Equation 3: $\mathcal{D}^{(b)}_{\mathrm{train}}$
- Equation: $\mathcal{D}^{(b)}_{\mathrm{train}}$
- Symbols: $\mathcal{D}^{(b)}_{\mathrm{train}}$ (training set for bootstrap index $b$)
- Why it matters: This equation represents the training set used to estimate the distribution of feature attribution scores for a specific bootstrap index.
Equation 4: $\mathcal{D}^{(b)}{\mathrm{oob}}=\mathcal{D}\setminus\mathcal{D}^{(b)}{\mathrm{train}}$
- Equation: $\mathcal{D}^{(b)}{\mathrm{oob}}=\mathcal{D}\setminus\mathcal{D}^{(b)}{\mathrm{train}}$
- Symbols: $\mathcal{D}^{(b)}_{\mathrm{oob}}$ (out-of-bag set for bootstrap index $b$), $\mathcal{D}$ (original dataset)
- Why it matters: This equation represents the out-of-bag set used to estimate the distribution of feature attribution scores for a specific bootstrap index.
Equation 5: $\hat{f}^{(b)}$
- Equation: $\hat{f}^{(b)}$
- Symbols: $\hat{f}^{(b)}$ (model trained on bootstrap index $b$)
- Why it matters: This equation represents the model trained on a specific bootstrap index, which is used to estimate the distribution of feature attribution scores.
Method Summary
- The RoSHAP framework models the distribution of feature attribution scores using bootstrapping and kernel density estimation.
- The framework estimates the distribution of feature attribution scores and uses it to rank features based on their stability and signal.

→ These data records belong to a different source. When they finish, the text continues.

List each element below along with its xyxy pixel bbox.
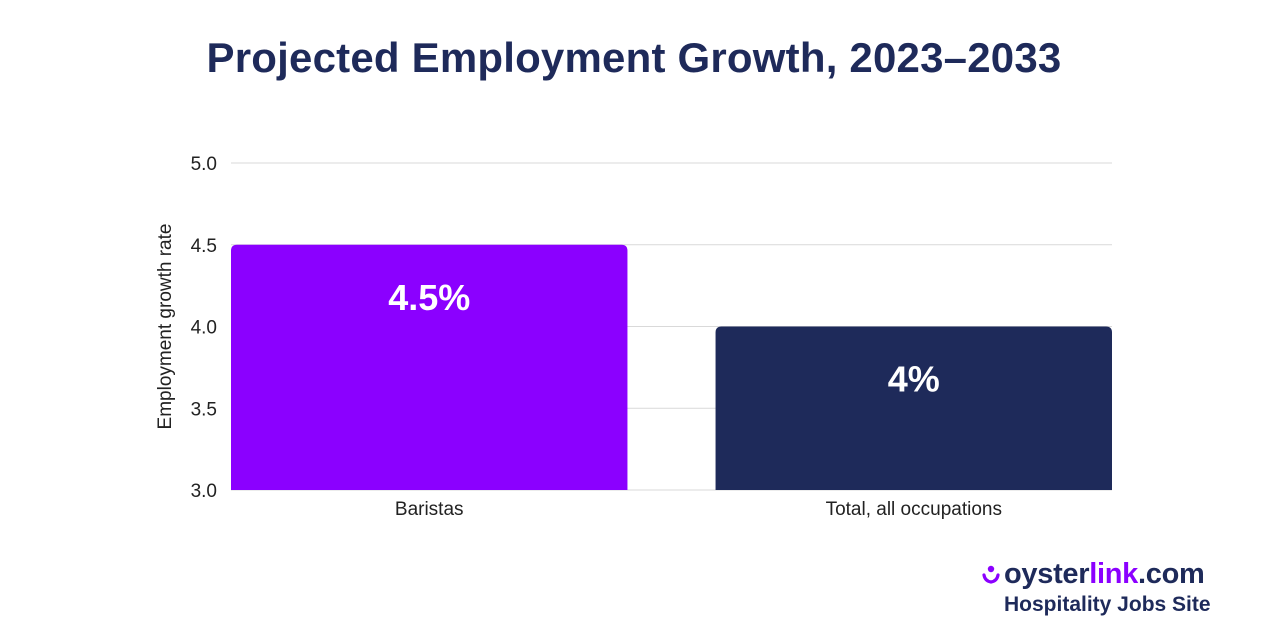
y-tick-label: 3.0 [191,481,217,502]
y-tick-label: 3.5 [191,399,217,420]
bar-1 [231,244,628,490]
y-tick-label: 5.0 [191,154,217,175]
chart-title: Projected Employment Growth, 2023–2033 [206,34,1062,81]
y-tick-label: 4.5 [191,236,217,257]
brand-logo: oysterlink.com Hospitality Jobs Site [980,556,1240,626]
x-tick-label: Baristas [395,499,464,520]
x-tick-label: Total, all occupations [826,499,1002,520]
brand-name-oyster: oyster [1004,558,1090,590]
brand-name-link: link [1089,558,1139,590]
oyster-link-logo-icon [980,563,1002,585]
bar-2 [715,326,1112,490]
y-tick-label: 4.0 [191,318,217,339]
data-label: 4% [888,359,940,400]
brand-name-tld: .com [1138,558,1205,590]
brand-wordmark: oysterlink.com [980,556,1205,592]
y-axis-title: Employment growth rate [155,224,176,430]
brand-name: oysterlink.com [1004,556,1205,592]
data-label: 4.5% [388,277,470,318]
brand-tagline: Hospitality Jobs Site [1004,593,1211,616]
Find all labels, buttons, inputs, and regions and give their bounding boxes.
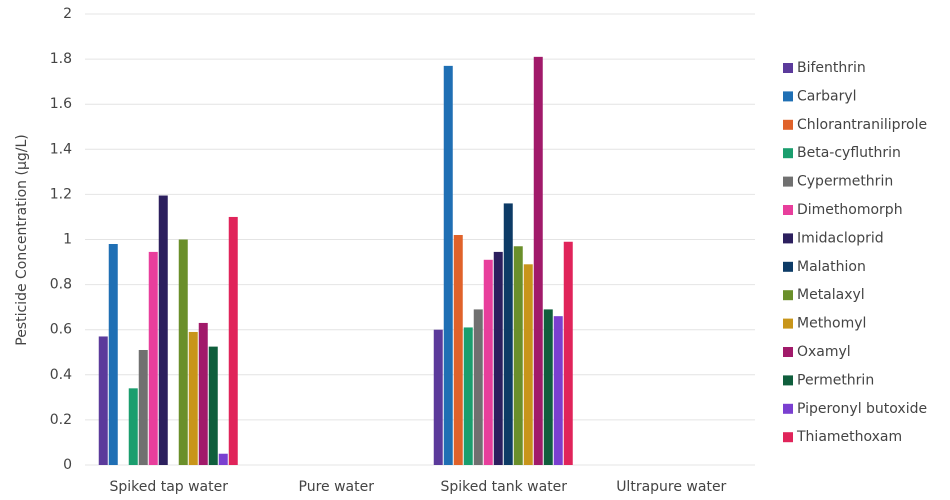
bar (158, 195, 168, 465)
legend-label: Carbaryl (797, 88, 857, 104)
legend-swatch (783, 432, 793, 443)
bar (178, 239, 188, 465)
y-tick-label: 0.2 (50, 412, 72, 428)
bar (513, 246, 523, 465)
y-tick-label: 1.2 (50, 186, 72, 202)
legend-swatch (783, 205, 793, 215)
legend-swatch (783, 375, 793, 386)
bar (503, 203, 513, 466)
legend-swatch (783, 63, 793, 73)
bar (188, 331, 198, 465)
legend-swatch (783, 347, 793, 357)
x-tick-label: Spiked tank water (440, 479, 567, 495)
bar (128, 388, 138, 465)
bar (483, 259, 493, 465)
bar (228, 216, 238, 465)
legend-swatch (783, 233, 793, 244)
legend-swatch (783, 403, 793, 414)
bar (98, 336, 108, 465)
legend-swatch (783, 91, 793, 102)
bar (563, 241, 573, 465)
legend-label: Oxamyl (797, 344, 851, 360)
legend-label: Thiamethoxam (796, 429, 902, 445)
bar (453, 234, 463, 465)
legend-label: Piperonyl butoxide (797, 401, 927, 417)
legend-label: Malathion (797, 259, 866, 275)
bar (533, 56, 543, 465)
bar (208, 346, 218, 465)
bar (433, 329, 443, 465)
bar (553, 316, 563, 465)
x-tick-label: Spiked tap water (109, 479, 228, 495)
bar (473, 309, 483, 465)
bar (493, 251, 503, 465)
legend-swatch (783, 290, 793, 301)
bar (543, 309, 553, 465)
bar (198, 322, 208, 465)
legend-label: Imidacloprid (797, 230, 884, 246)
legend-label: Bifenthrin (797, 60, 866, 76)
y-tick-label: 1 (63, 232, 72, 248)
y-tick-label: 0.4 (50, 367, 72, 383)
legend-label: Beta-cyfluthrin (797, 145, 901, 161)
y-tick-label: 0.8 (50, 277, 72, 293)
bar (523, 264, 533, 465)
bar (148, 251, 158, 465)
legend-label: Permethrin (797, 372, 874, 388)
bar (108, 244, 118, 465)
x-tick-label: Pure water (299, 479, 375, 495)
y-tick-label: 2 (63, 6, 72, 22)
legend-label: Dimethomorph (797, 202, 903, 218)
bar (138, 349, 148, 465)
y-tick-label: 0.6 (50, 322, 72, 338)
legend-swatch (783, 119, 793, 130)
legend-swatch (783, 176, 793, 187)
legend-swatch (783, 318, 793, 329)
y-tick-label: 1.6 (50, 96, 72, 112)
legend-label: Cypermethrin (797, 174, 893, 190)
y-tick-label: 1.4 (50, 141, 72, 157)
bar (443, 65, 453, 466)
legend-label: Methomyl (797, 316, 866, 332)
bar (463, 327, 473, 465)
y-tick-label: 1.8 (50, 51, 72, 67)
bar (218, 453, 228, 465)
legend-swatch (783, 261, 793, 272)
legend-label: Chlorantraniliprole (797, 117, 927, 133)
y-axis-label: Pesticide Concentration (µg/L) (14, 134, 30, 346)
y-tick-label: 0 (63, 457, 72, 473)
legend-swatch (783, 148, 793, 159)
legend-label: Metalaxyl (797, 287, 865, 303)
x-tick-label: Ultrapure water (616, 479, 726, 495)
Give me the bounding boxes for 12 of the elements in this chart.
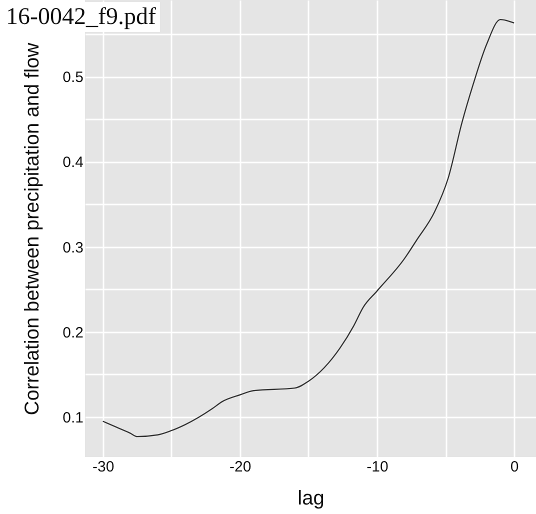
annotation: 16-0042_f9.pdf bbox=[6, 3, 156, 32]
y-tick-label: 0.5 bbox=[62, 69, 84, 86]
x-axis-title: lag bbox=[298, 488, 324, 510]
y-tick-label: 0.1 bbox=[62, 410, 84, 426]
y-tick-label: 0.2 bbox=[62, 324, 84, 342]
y-axis-title: Correlation between precipitation and flow bbox=[22, 42, 44, 416]
x-tick-label: -10 bbox=[366, 458, 388, 476]
x-tick-label: -30 bbox=[92, 458, 114, 476]
y-tick-label: 0.4 bbox=[62, 154, 84, 172]
x-tick-label: 0 bbox=[510, 458, 519, 476]
y-tick-label: 0.3 bbox=[62, 239, 84, 256]
x-tick-label: -20 bbox=[230, 458, 252, 476]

- The RoSHAP metric jointly accounts for inactivity, signal, and noise level in feature attribution.
- The framework is robust to stochastic variation in feature attribution measures.
Experimental Overview
- Tasks:
- Binary classification
- High-dimensional small-sample classification
- Moderate-sized high-dimensional molecular classification
- High-dimensional regression
- 10-class image classification
- Datasets:
- Golub dataset
- Musk (Version 2) dataset
- UJIIndoorLoc dataset
- CIFAR-10 dataset
- Baselines/comparisons:
- Standard single-run attribution measures
- 1000-run bootstrap
- 10-run bootstrap
- Main claimed findings:
- The RoSHAP framework outperforms standard single-run attribution measures in identifying signal features.

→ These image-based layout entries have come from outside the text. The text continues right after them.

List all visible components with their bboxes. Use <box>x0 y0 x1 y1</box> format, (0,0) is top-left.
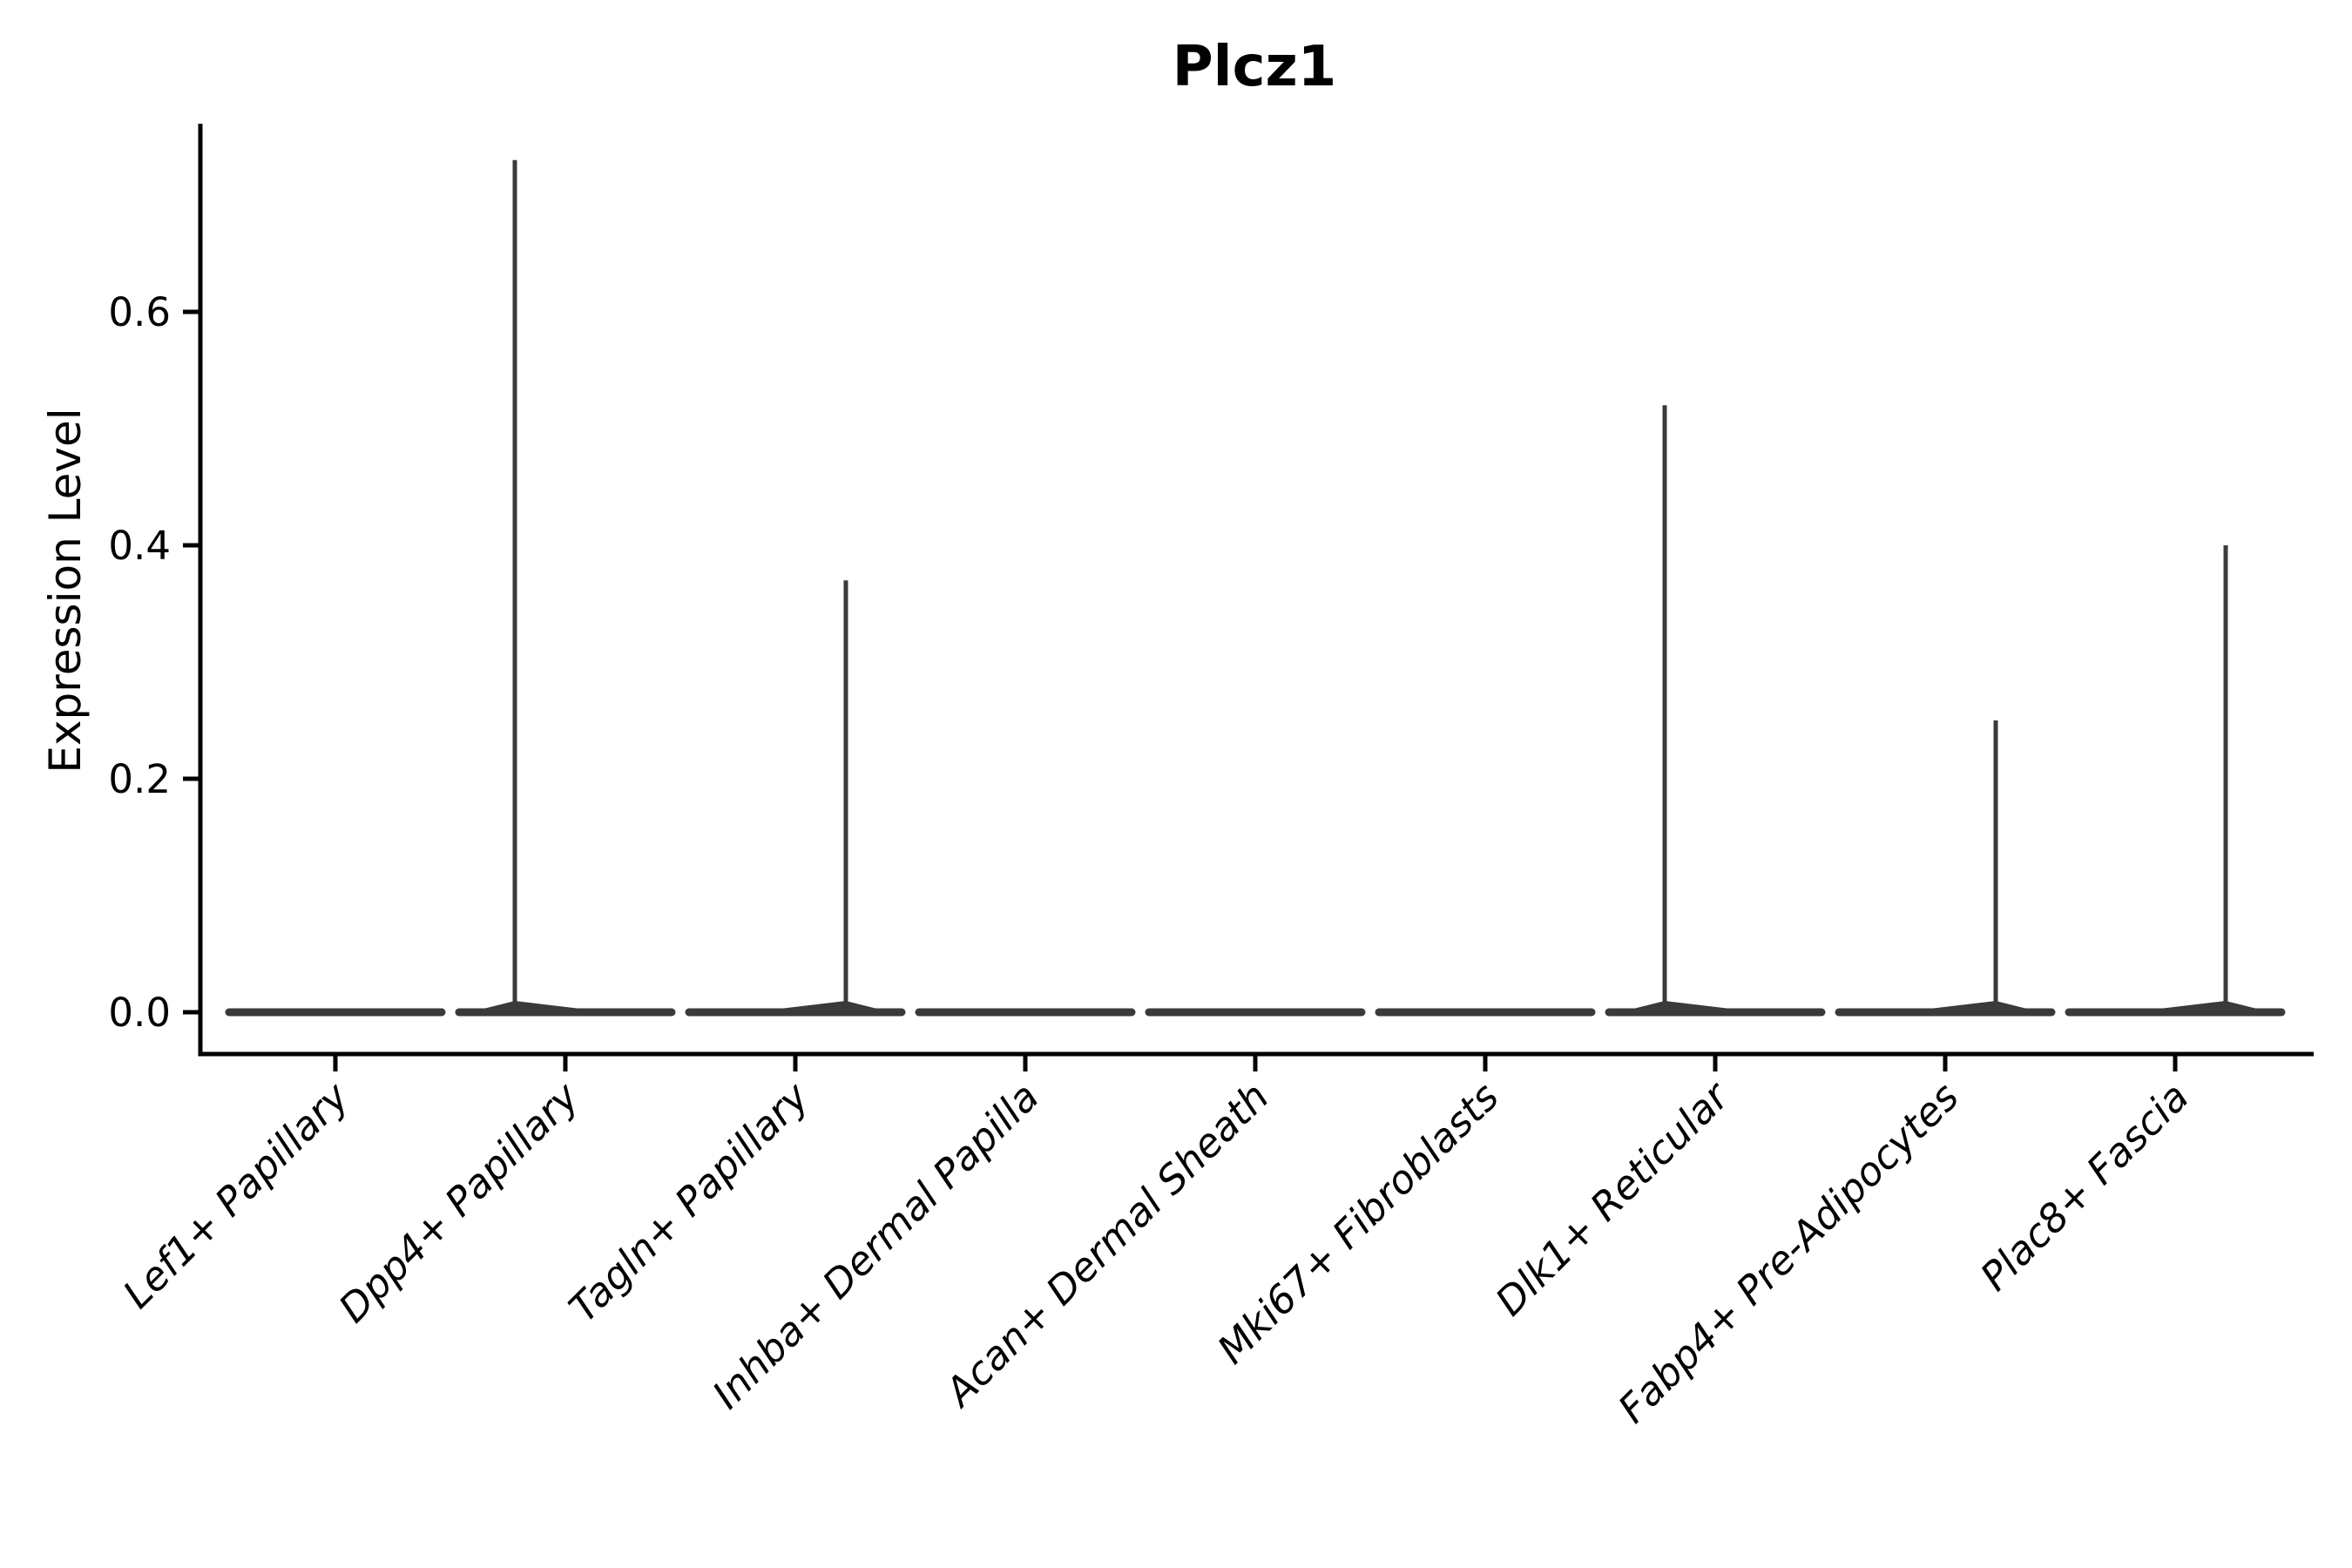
violins <box>225 159 2286 1017</box>
violin-spike-flare <box>2108 1001 2281 1015</box>
x-tick-label: Tagln+ Papillary <box>560 1072 819 1331</box>
violin-7 <box>1605 405 1826 1017</box>
violin-spike-flare <box>1609 1001 1782 1015</box>
axes <box>183 124 2314 1071</box>
x-tick-label: Lef1+ Papillary <box>114 1072 359 1317</box>
y-axis-label: Expression Level <box>40 408 91 773</box>
violin-spike-flare <box>1878 1001 2051 1015</box>
y-tick-label: 0.2 <box>108 756 171 802</box>
violin-2 <box>455 159 676 1017</box>
chart-title: Plcz1 <box>1173 35 1337 99</box>
y-tick-label: 0.6 <box>108 289 171 335</box>
x-tick-label: Dpp4+ Papillary <box>330 1072 589 1331</box>
x-tick-label: Plac8+ Fascia <box>1971 1073 2198 1300</box>
y-tick-label: 0.0 <box>108 990 171 1036</box>
violin-spike-flare <box>459 1001 632 1015</box>
violin-spike-flare <box>728 1001 902 1015</box>
x-tick-label: Dlk1+ Reticular <box>1486 1072 1739 1325</box>
violin-9 <box>2065 545 2286 1017</box>
violin-8 <box>1835 720 2056 1017</box>
y-tick-label: 0.4 <box>108 523 171 569</box>
violin-3 <box>685 580 906 1017</box>
y-tick-labels: 0.0 0.2 0.4 0.6 <box>108 289 171 1036</box>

- The framework achieves predictive performance comparable to full-feature models while using substantially fewer predictors.
- The RoSHAP approach improves the stability and interpretability of machine learning models.
What to Verify in the PDF
- The implementation details of the RoSHAP framework, including the bootstrapping and kernel density estimation procedures.
- The results of the experiments, including the accuracy, F1 score, average precision, and AUC-ROC for classification tasks, and the root mean squared error, mean absolute error, and mean absolute percentage error for regression tasks.
- The feature selection performance of the RoSHAP framework compared to other methods, including information gain, model-based gain, LIME, and SHAP.